Fantasia Review: ‘Hail to the Deadites’ is an opportunity missed

Some b-movies go nowhere, and others become cult classics. People love this latter category of movies. People go out of their way to see them in special screenings and to collect memorabilia. What makes these films resonate is a question worth examining. Not only do they have to have a certain je ne sais quoi about them, whether that is amazing effects or the cast having a great time, or them being perfectly of their place and time, something causes them to connect with audiences in a profound way.

Sam Raimi’s trilogy of Evil Dead movies are all three of them, this type of movie. The Evil Dead, Evil Dead II, and Army of Darkness are all definitive cult classics with a wide fanbase. Hail to the Deadites, this new documentary about the fandom surrounding this trilogy, presents itself as an opportunity to answer the question of why and how these movies resonate.

It’s a pity then that it does not do that.

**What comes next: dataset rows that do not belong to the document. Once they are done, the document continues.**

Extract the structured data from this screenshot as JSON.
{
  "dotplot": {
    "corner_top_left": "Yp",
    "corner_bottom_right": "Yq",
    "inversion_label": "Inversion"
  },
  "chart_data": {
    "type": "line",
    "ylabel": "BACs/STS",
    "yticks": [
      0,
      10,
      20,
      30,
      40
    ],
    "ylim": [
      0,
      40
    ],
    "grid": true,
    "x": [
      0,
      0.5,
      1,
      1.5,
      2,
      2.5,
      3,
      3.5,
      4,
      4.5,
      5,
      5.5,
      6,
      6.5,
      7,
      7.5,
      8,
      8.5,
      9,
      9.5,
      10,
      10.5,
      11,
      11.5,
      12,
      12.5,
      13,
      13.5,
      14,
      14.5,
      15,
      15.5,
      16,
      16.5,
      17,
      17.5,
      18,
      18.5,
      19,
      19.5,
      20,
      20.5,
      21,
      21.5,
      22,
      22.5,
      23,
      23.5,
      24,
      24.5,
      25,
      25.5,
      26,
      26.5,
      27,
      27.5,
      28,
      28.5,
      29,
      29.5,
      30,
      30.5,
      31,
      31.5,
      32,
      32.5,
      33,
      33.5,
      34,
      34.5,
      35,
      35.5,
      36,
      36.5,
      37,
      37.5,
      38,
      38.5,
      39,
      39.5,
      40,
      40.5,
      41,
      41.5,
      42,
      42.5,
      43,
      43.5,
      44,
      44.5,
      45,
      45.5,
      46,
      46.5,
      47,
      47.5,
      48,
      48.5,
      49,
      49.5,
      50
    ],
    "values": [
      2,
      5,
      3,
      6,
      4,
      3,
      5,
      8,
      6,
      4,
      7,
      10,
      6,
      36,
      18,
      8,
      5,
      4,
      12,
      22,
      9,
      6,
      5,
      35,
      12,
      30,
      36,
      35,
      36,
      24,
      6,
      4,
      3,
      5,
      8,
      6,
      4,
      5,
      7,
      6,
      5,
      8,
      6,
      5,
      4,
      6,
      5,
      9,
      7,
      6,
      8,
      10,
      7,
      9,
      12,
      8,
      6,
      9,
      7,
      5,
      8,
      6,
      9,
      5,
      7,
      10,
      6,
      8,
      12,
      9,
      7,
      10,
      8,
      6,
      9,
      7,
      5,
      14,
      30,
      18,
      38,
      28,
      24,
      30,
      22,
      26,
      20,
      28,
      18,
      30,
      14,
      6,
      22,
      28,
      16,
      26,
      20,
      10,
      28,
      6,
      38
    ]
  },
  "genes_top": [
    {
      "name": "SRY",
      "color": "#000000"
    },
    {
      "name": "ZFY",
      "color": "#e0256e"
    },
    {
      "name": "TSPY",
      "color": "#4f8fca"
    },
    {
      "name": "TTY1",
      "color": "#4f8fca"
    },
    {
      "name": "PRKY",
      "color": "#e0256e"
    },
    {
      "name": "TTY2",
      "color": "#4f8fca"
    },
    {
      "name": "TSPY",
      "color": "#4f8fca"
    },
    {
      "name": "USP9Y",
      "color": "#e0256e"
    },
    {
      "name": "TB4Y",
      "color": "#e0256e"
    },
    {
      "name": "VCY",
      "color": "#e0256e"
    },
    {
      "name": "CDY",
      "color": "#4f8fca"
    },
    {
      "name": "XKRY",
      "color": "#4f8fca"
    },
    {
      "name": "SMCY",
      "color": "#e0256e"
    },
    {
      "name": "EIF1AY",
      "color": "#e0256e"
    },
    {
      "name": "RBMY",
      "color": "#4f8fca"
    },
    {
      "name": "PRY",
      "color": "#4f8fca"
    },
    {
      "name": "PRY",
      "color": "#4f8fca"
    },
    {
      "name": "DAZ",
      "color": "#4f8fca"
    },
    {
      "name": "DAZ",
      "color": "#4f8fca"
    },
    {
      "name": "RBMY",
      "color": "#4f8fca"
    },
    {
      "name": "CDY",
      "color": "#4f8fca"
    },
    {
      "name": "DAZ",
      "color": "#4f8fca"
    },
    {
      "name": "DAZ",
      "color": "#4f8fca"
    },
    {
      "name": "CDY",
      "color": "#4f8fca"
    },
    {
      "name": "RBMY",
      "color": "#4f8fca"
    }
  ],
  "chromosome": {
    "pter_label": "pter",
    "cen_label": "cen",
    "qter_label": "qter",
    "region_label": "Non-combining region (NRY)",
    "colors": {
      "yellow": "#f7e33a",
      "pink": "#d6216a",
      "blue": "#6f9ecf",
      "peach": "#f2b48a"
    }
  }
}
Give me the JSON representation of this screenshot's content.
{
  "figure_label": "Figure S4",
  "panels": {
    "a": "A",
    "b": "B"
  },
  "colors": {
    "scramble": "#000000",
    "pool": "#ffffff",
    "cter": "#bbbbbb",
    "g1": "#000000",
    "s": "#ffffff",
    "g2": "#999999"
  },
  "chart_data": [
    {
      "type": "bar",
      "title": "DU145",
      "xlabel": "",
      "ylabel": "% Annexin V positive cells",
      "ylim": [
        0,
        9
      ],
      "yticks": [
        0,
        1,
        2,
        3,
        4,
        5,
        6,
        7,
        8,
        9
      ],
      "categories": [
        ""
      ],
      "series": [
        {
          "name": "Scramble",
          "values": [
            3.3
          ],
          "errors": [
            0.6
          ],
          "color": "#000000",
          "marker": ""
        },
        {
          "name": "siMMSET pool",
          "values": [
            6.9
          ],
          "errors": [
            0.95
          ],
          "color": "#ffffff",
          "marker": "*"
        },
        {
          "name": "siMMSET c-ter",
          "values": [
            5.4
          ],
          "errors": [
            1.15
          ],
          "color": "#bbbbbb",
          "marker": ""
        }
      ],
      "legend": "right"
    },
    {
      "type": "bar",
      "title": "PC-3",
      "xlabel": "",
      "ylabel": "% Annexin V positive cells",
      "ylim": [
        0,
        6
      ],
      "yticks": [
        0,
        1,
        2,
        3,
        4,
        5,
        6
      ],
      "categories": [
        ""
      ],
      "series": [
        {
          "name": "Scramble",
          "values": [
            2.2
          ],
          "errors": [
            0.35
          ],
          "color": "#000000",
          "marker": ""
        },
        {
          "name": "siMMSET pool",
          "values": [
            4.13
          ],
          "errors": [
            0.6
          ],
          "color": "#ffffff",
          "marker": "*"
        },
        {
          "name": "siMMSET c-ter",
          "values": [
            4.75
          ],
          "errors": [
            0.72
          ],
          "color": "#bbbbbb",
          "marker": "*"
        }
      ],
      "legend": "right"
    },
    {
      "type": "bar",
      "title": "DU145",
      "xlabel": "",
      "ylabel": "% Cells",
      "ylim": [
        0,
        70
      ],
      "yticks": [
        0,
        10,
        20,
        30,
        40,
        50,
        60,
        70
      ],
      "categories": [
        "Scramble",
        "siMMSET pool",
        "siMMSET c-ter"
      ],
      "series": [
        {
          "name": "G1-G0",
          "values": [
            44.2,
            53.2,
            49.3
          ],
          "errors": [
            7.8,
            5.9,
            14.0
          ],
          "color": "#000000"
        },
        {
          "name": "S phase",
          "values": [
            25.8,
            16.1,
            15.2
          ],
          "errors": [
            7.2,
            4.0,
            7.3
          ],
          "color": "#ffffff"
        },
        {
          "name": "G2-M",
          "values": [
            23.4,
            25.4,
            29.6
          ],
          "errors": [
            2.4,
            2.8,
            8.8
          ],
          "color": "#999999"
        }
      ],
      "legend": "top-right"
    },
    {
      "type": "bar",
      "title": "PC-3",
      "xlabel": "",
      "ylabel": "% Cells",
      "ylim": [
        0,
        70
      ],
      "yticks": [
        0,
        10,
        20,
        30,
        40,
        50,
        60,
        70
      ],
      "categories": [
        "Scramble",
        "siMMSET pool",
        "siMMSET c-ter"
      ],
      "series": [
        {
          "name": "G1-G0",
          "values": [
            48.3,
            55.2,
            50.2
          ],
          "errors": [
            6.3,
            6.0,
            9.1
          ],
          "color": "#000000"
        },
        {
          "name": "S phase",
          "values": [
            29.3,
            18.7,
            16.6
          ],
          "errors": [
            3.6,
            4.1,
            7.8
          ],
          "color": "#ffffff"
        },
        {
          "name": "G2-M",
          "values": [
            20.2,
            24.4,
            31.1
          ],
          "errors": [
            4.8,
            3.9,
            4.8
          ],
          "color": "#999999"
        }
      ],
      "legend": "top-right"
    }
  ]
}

In the early scenes of the film, we are introduced to Steve, the director of the film and an Evil Dead enthusiast as he heads to a store in 2013 to buy 4 copies of the just-released Fede Alvarez directed Evil Dead remake. Why four? Why, because that’s just what collectors do says the faceless narrator of the piece.

This is about the level of examination that the rest of the film provides. Steve goes on a road trip to meet other Evil Dead fans, the titular Deadites, but in most cases, we get a quick introduction followed by some quick exposition and then we’re off to the next subject. Early in the film, Steve contacts a woman who won a contest to be crowned the biggest Evil Dead fan in the world and their conversation via skype centres almost entirely on that she won that contest, rather than how.

The biggest bright spot in the film is the conversation that the filmmakers have with Evil Dead star Bruce Campbell. Campbell is known for being sardonic but in this film, he opens up about his experiences with fans, and how they can have a meaningful impact on a performer’s life.

But all in all, the film doesn’t seem to be much more than a self-congratulatory tour of the people the filmmakers met and the things they’ve managed to collect. With opportunities to speak with most of the cast and some behind the scenes players almost entirely squandered Hail to the Deadites becomes not about the fandom of the Evil Dead, but about these few fans of Evil Dead in particular. Unfortunately, that is not enough to carry the film to any meaningful conclusion.